Nowak L G, Sanchez-Vives M V, McCormick D A
Section of Neurobiology, Yale University School of Medicine, New Hayen, CT 06510, USA.
Cereb Cortex. 1997 Sep;7(6):487-501. doi: 10.1093/cercor/7.6.487.
Cortical neurons in vivo respond to sensory stimuli with the generation of action potentials that can show a high degree of variability in both their number and timing with repeated presentations as wells as, on occasion, a high degree of synchronization with other cortical neurons, including in the gamma frequency range of 30-70 Hz. Here we examined whether or not this variability may arise from the intrinsic mechanisms of action potential generation in cortical regular spiking, fast spiking and intrinsic burst-generating neurons maintained in vitro. For this purpose, we performed intracellular recordings in slices of ferret visual cortex and activated these cells with the intracellular injection of various current waveforms. Some of these waveforms were derived from barrages of postsynaptic potentials evoked by visual stimulation recorded in vivo; others were artificially created and contained various amounts of gamma range fluctuations; finally, others consisted of swept-sinewave current (ZAP current) functions. Using such stimuli, we found that, as expected given the resistive and capacitive properties of cortical neurons, low frequencies have a larger effect on the membrane potential of cortical neurons than do higher frequencies. However, increasing the amount of gamma range fluctuations in a stimulus leads to more precise timing of action potentials. This suggests that different frequencies play different roles, low frequencies being efficient for depolarizing cells with high frequencies increasing the precision of action potential timing. In parallel to increases in temporal precision, the addition of higher frequency components increases the range of interspike intervals present in the action potential discharge. These results suggest that higher frequency components such as gamma range fluctuations may facilitate the generation of action potentials with a high temporal precision while at the same time exhibiting a high degree of variability in interspike intervals on single trials. This temporal precision may facilitate the use of temporal codes or the generation of precise synchronization for the transmission and analysis of information within cortical networks.

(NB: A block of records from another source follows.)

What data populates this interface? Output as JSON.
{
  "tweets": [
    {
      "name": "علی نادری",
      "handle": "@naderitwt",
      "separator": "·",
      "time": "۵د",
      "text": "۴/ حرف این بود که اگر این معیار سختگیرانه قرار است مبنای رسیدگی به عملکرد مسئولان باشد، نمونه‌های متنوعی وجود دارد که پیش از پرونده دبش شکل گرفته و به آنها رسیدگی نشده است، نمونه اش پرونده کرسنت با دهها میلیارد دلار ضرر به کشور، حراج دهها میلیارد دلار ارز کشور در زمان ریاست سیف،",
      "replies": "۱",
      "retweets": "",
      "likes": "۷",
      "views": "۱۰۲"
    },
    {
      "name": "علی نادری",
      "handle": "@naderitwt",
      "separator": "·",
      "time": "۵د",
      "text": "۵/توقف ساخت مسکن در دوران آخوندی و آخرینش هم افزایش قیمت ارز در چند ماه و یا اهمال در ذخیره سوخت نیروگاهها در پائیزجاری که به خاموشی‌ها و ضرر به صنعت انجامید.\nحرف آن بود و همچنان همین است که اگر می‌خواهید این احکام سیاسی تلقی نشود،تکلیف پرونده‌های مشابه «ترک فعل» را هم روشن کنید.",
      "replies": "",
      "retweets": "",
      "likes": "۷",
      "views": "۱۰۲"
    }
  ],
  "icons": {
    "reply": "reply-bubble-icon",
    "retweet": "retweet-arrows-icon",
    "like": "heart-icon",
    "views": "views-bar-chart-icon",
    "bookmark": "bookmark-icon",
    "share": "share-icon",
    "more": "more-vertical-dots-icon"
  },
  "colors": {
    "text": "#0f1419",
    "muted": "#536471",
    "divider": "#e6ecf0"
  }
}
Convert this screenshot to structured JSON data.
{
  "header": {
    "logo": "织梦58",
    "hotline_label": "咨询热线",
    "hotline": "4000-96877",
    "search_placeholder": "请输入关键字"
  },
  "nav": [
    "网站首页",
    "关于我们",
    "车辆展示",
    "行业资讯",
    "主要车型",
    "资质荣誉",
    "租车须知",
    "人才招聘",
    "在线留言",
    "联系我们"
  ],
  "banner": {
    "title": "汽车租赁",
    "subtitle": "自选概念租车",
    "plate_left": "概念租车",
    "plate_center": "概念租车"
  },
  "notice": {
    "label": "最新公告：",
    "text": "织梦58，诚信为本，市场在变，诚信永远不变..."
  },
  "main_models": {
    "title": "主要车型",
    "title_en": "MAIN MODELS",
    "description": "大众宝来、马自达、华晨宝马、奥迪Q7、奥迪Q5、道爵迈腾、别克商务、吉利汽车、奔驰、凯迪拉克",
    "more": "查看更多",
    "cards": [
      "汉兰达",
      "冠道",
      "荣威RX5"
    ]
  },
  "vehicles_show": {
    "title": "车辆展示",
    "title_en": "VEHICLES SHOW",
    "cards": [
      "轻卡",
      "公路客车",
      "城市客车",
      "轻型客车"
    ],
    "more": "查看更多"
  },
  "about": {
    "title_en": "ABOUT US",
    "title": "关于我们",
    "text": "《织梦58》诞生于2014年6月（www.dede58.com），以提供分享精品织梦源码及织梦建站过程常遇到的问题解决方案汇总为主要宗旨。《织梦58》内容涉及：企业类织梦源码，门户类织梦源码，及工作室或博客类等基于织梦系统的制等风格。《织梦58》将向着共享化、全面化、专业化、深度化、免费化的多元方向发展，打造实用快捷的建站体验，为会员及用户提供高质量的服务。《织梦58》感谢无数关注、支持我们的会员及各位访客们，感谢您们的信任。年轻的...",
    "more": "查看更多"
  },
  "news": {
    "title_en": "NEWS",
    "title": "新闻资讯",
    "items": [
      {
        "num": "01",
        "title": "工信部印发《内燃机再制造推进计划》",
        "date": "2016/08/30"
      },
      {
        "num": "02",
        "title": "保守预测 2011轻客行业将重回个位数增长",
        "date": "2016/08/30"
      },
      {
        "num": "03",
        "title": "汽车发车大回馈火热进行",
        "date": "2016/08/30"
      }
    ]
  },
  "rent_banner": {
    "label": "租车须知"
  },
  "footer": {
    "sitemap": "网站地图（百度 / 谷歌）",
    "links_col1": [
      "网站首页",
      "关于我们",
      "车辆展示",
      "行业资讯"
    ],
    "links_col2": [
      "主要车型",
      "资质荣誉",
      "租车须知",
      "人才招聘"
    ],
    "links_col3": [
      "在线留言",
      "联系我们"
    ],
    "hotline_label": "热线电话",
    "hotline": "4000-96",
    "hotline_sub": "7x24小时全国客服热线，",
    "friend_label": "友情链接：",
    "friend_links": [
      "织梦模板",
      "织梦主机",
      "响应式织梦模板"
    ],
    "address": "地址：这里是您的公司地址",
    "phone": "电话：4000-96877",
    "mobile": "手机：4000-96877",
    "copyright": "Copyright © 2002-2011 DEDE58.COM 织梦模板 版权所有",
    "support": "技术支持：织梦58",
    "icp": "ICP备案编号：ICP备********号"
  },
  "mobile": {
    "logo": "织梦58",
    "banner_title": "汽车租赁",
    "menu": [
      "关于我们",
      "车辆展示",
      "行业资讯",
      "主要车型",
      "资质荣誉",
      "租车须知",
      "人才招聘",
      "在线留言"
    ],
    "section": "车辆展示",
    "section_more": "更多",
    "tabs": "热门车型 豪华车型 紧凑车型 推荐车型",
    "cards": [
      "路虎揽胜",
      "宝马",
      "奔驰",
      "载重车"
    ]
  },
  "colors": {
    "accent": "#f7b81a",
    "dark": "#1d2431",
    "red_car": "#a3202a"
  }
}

体内的皮质神经元对感觉刺激产生动作电位,在重复呈现时,动作电位的数量和时间都可能表现出高度的变异性,偶尔还会与其他皮质神经元高度同步,包括在30-70赫兹的伽马频率范围内。在这里,我们研究了这种变异性是否可能源于体外培养的皮质规则发放神经元、快速发放神经元和内在爆发性神经元动作电位产生的内在机制。为此,我们在雪貂视觉皮质切片中进行了细胞内记录,并用各种电流波形的细胞内注射激活这些细胞。其中一些波形来自体内记录的视觉刺激诱发的突触后电位阵;其他波形是人工创建的,包含不同数量的伽马范围波动;最后,其他波形由扫频正弦波电流(ZAP电流)函数组成。使用这些刺激,我们发现,鉴于皮质神经元的电阻和电容特性,低频对皮质神经元膜电位的影响比高频更大。然而,增加刺激中伽马范围波动的量会导致动作电位的时间更精确。这表明不同频率发挥不同作用,低频有效地使细胞去极化,高频则提高动作电位时间的精确性。与时间精确性的提高并行,添加更高频率成分会增加动作电位发放中峰峰间隔的范围。这些结果表明,诸如伽马范围波动等更高频率成分可能有助于产生具有高时间精确性的动作电位,同时在单次试验的峰峰间隔中表现出高度的变异性。这种时间精确性可能有助于使用时间编码或产生精确同步,以便在皮质网络内传输和分析信息。